Other measures that may help prevent back pain include:
- Maintaining good posture.
- Always lifting objects from a squatting position, using your hips and your legs to do the heavy work. Avoid lifting, twisting and bending at the same time.
To help prevent osteoporosis, make sure you get enough calcium and vitamin D daily to meet the dietary requirements for your age group. Follow a routine program of weight-bearing exercise. Avoid smoking and limit the amount of alcohol you drink.
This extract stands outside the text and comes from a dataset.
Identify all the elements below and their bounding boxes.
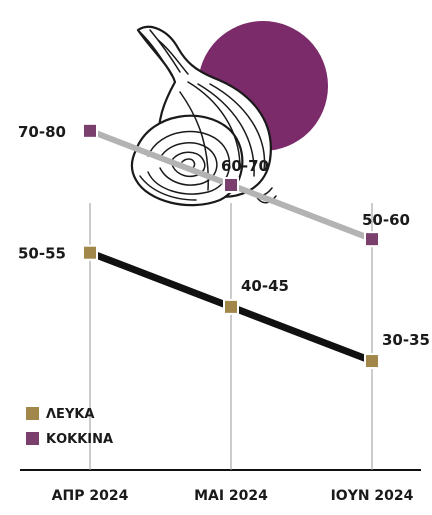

If you are a woman who has entered menopause, speak with your doctor about testing for osteoporosis and medications that can help to prevent or reverse it.
What treatments relieve back pain?
Medications tend to have only temporary and modest benefits, so it makes sense to try something other than a pill for back pain relief. The specifics depend on the type and duration of back pain.
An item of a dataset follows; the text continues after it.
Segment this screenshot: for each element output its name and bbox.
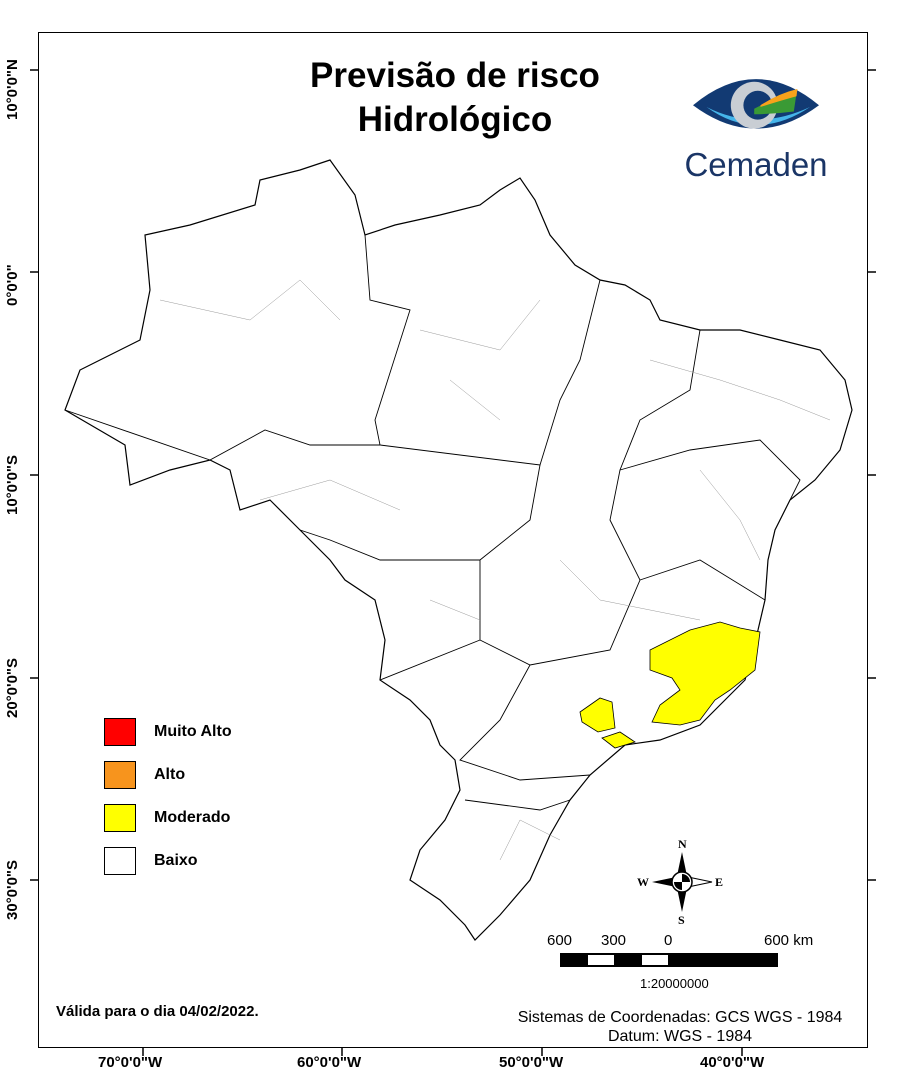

For new low back pain relief (lasting less than 12 weeks), try:
- spinal manipulation, as with chiropractic care.
If these don’t work, an NSAID such as ibuprofen or naproxen or a muscle relaxant are reasonable options. But given their potential to cause side effects and their modest benefit, they aren’t the first choice.
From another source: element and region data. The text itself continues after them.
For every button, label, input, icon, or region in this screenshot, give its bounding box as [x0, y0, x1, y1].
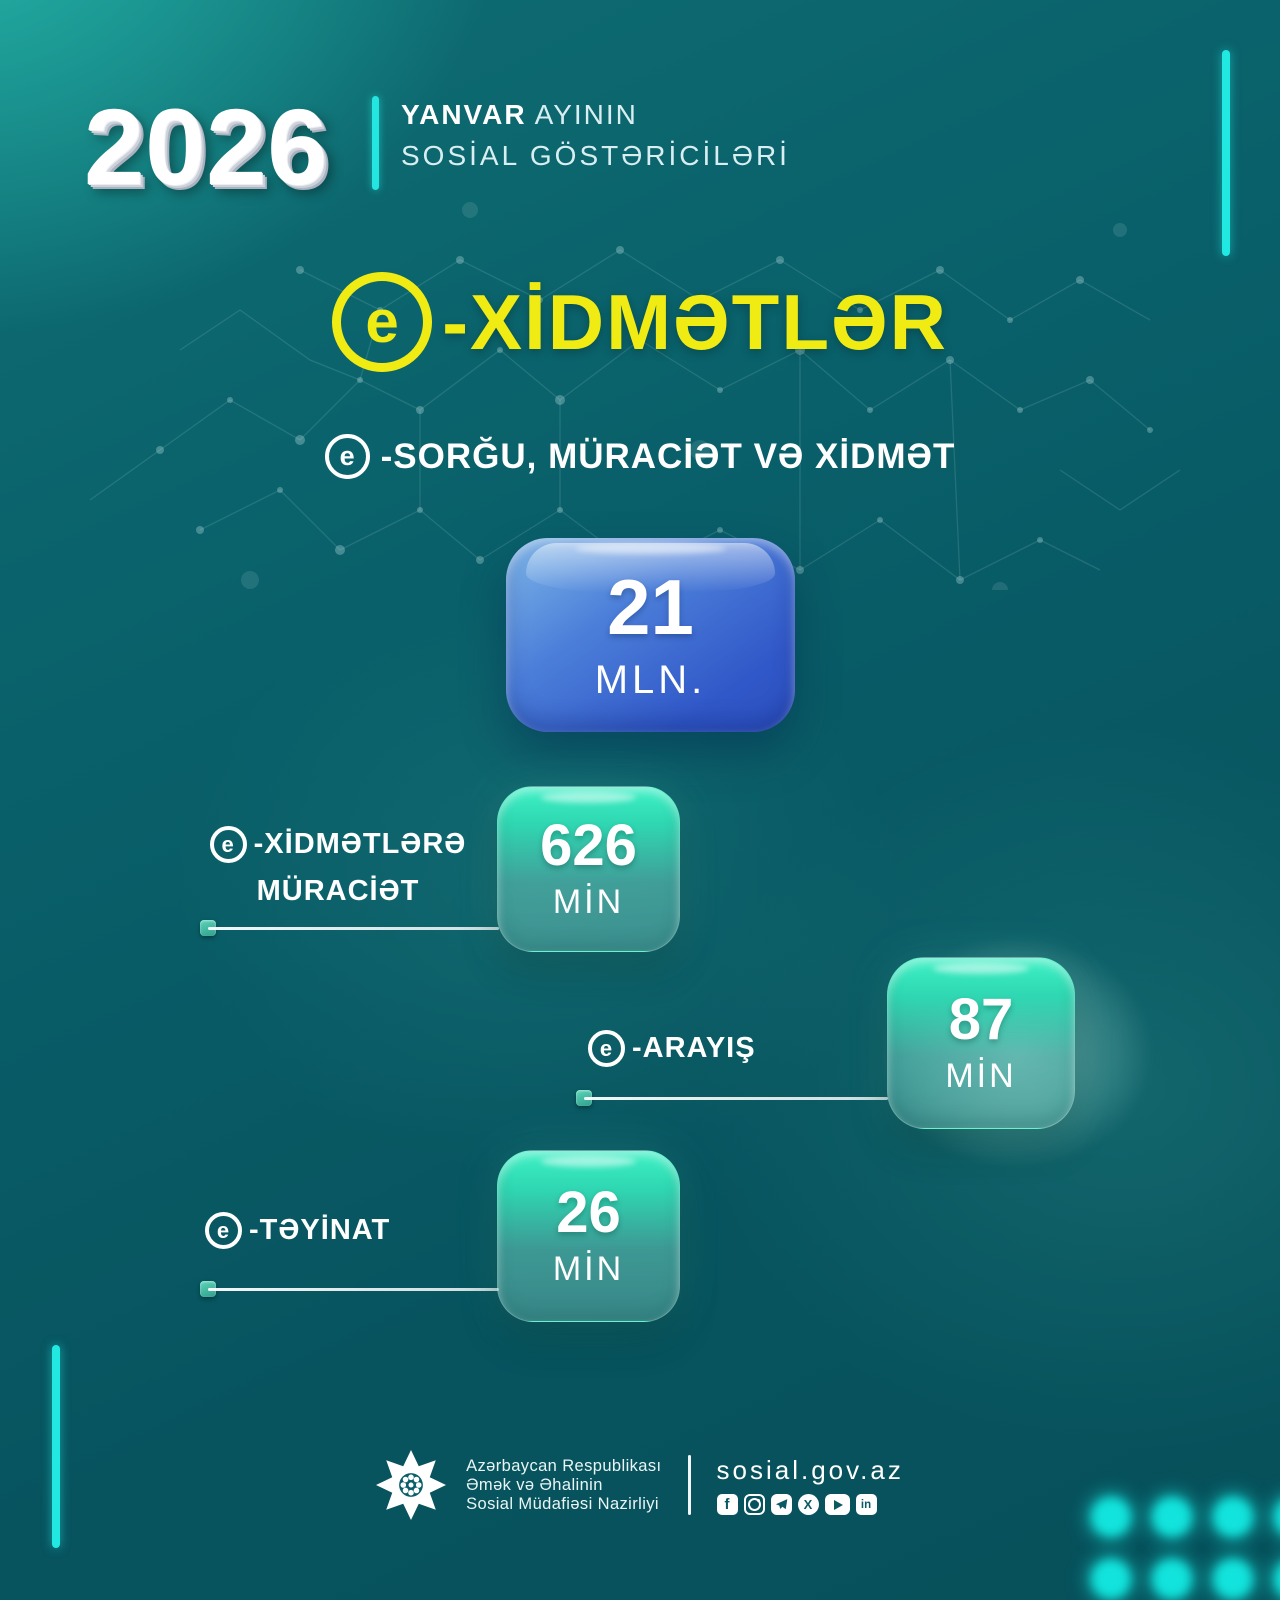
- stat-label-line1: e -XİDMƏTLƏRƏ: [207, 826, 469, 863]
- page-title: e -XİDMƏTLƏR: [0, 272, 1280, 372]
- card-sheen: [575, 543, 726, 554]
- ministry-line: Azərbaycan Respublikası: [466, 1456, 662, 1475]
- header-line1: YANVAR AYININ: [401, 99, 790, 131]
- page-title-text: -XİDMƏTLƏR: [442, 277, 948, 366]
- page-subtitle: e -SORĞU, MÜRACİƏT VƏ XİDMƏT: [0, 434, 1280, 479]
- x-glyph: X: [803, 1497, 813, 1512]
- glow-dot: [1273, 1559, 1280, 1599]
- stat-unit: MİN: [552, 882, 625, 921]
- glow-dot: [1090, 1559, 1131, 1599]
- header-caption: YANVAR AYININ SOSİAL GÖSTƏRİCİLƏRİ: [401, 99, 790, 172]
- glow-dot-grid: [1080, 1486, 1280, 1600]
- connector-line: [208, 927, 499, 930]
- header-line2: SOSİAL GÖSTƏRİCİLƏRİ: [401, 140, 790, 171]
- footer: Azərbaycan Respublikası Əmək və Əhalinin…: [0, 1450, 1280, 1520]
- facebook-icon[interactable]: f: [716, 1494, 738, 1515]
- glow-dot: [1090, 1497, 1131, 1537]
- connector-line: [208, 1288, 499, 1291]
- ministry-line: Əmək və Əhalinin: [466, 1475, 603, 1494]
- instagram-icon[interactable]: [743, 1494, 765, 1515]
- footer-divider: [687, 1455, 691, 1515]
- telegram-icon[interactable]: [770, 1494, 792, 1515]
- stat-label-text: -ARAYIŞ: [632, 1032, 756, 1064]
- stat-value: 87: [948, 986, 1014, 1052]
- ministry-name: Azərbaycan Respublikası Əmək və Əhalinin…: [466, 1457, 661, 1514]
- card-sheen: [541, 792, 636, 803]
- e-glyph: e: [339, 441, 355, 471]
- glow-dot: [1273, 1497, 1280, 1537]
- youtube-icon[interactable]: [824, 1494, 850, 1515]
- glow-dot: [1212, 1559, 1253, 1599]
- e-circle-icon: e: [209, 826, 247, 863]
- stat-label-line2: MÜRACİƏT: [256, 875, 420, 907]
- stat-value: 626: [540, 812, 637, 878]
- ministry-emblem-icon: [376, 1450, 447, 1520]
- stat-card-e-arayis: 87 MİN: [887, 957, 1075, 1129]
- e-glyph: e: [599, 1035, 614, 1061]
- stat-label-e-arayis: e -ARAYIŞ: [588, 1030, 756, 1067]
- linkedin-icon[interactable]: in: [855, 1494, 877, 1515]
- stat-label-e-teyinat: e -TƏYİNAT: [205, 1212, 390, 1249]
- e-circle-icon: e: [324, 434, 370, 479]
- stat-label-text: -XİDMƏTLƏRƏ: [253, 828, 467, 860]
- x-icon[interactable]: X: [797, 1494, 819, 1515]
- connector-line: [584, 1097, 888, 1100]
- glow-dot: [1151, 1559, 1192, 1599]
- telegram-plane: [775, 1499, 787, 1510]
- stat-card-e-teyinat: 26 MİN: [497, 1150, 680, 1322]
- e-circle-icon: e: [332, 272, 433, 372]
- glow-dot: [1212, 1497, 1253, 1537]
- e-glyph: e: [221, 831, 235, 857]
- social-icons: f X in: [716, 1494, 904, 1515]
- stat-label-text: -TƏYİNAT: [249, 1214, 391, 1246]
- e-circle-icon: e: [205, 1212, 242, 1249]
- website-link[interactable]: sosial.gov.az: [716, 1455, 904, 1485]
- stat-card-e-xidmetlere-muraciet: 626 MİN: [497, 786, 680, 952]
- card-sheen: [541, 1156, 636, 1167]
- stat-unit: MLN.: [594, 657, 707, 702]
- stat-label-e-xidmetlere-muraciet: e -XİDMƏTLƏRƏ MÜRACİƏT: [207, 826, 469, 908]
- year-3d-text: 2026: [84, 86, 329, 207]
- ministry-line: Sosial Müdafiəsi Nazirliyi: [466, 1494, 659, 1513]
- stat-card-total: 21 MLN.: [506, 538, 795, 732]
- page-subtitle-text: -SORĞU, MÜRACİƏT VƏ XİDMƏT: [380, 436, 956, 476]
- e-glyph: e: [365, 288, 399, 355]
- stat-unit: MİN: [552, 1249, 625, 1288]
- stat-unit: MİN: [945, 1056, 1017, 1095]
- footer-contact: sosial.gov.az f X in: [716, 1455, 904, 1515]
- e-circle-icon: e: [588, 1030, 625, 1067]
- glow-dot: [1151, 1497, 1192, 1537]
- accent-bar-bottom-left: [52, 1345, 60, 1548]
- header-month: YANVAR: [401, 99, 527, 130]
- accent-bar-top-right: [1222, 50, 1230, 256]
- header-month-rest: AYININ: [534, 99, 638, 130]
- facebook-glyph: f: [724, 1496, 730, 1513]
- linkedin-glyph: in: [860, 1498, 872, 1511]
- stat-value: 26: [556, 1179, 621, 1245]
- e-glyph: e: [216, 1217, 231, 1243]
- card-sheen: [932, 963, 1030, 974]
- header-divider: [372, 96, 379, 190]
For chronic low back pain relief (lasting 12 weeks or more), try:
- exercise (including stretching, improving balance, and strengthening core muscles)
- physical therapy
- mindfulness-based programs intended to cope with or reduce stress.
Other approaches, such as tai chi, yoga, or progressive relaxation techniques may also be helpful.
If these don’t work, treatment with an NSAID or duloxetine is worth consideration. However, opioids should be avoided for chronic low back pain in most cases.
It’s important to emphasize these suggestions are for low back pain that might begin after an unusually strenuous workout or shoveling snow. It’s not for serious causes of back pain such as a major injury, cancer, infection, or fractures.
When is back surgery needed?
The decision to consider back surgery should always come after trying nonsurgical or "conservative" options. There are exceptions. For example, if a person has back pain and progressive weakening in one or both legs or loses control of bladder or bowel function, prompt surgical intervention may be necessary.
Most often acute back pain will resolve after 6 to 8 weeks. So, it’s usually best to be patient and give nonsurgical options time to work. Even if the discomfort persists, surgery is most likely to be successful when the person’s pain clearly correlates to abnormal findings on an imaging test like an MRI.
However, imaging tests often show abnormal changes that have nothing to do with the pain. That’s when surgery is unlikely to help and perhaps offers no relief, as well as risking complications.
When conservative measures have not provided sufficient pain relief for a herniated disc causing persistent sciatica or spinal stenosis, you and your doctor might consider surgery. The procedures back surgeons perform most often are discectomy and laminectomy.
In a discectomy, the surgeon removes part of a herniated disc, which occurs when a disc ruptures and its jelly-like center leaks, irritating nearby nerves.
Back surgeons perform laminectomy for spinal stenosis (narrowing of spaces in the spine), causing pressure on a nerve going into the legs. The surgeon removes the bony plate (lamina) on the back of the vertebra where the stenosis is located. This opens up more space for the spinal nerves. Laminectomy can be performed through a tiny incision and guided by video from a miniature camera.
Sometimes there is so much narrowing that a simple laminectomy won’t do the job. In such cases, a laminectomy with spinal fusion may be needed. In addition to removing one or more bony plates, the surgeon removes discs and other tissues, and then stabilizes the spine with cement or hardware.
Laminectomy alone is usually just as effective as spinal fusion, and so is the preferred option when possible to help relieve lower back pain.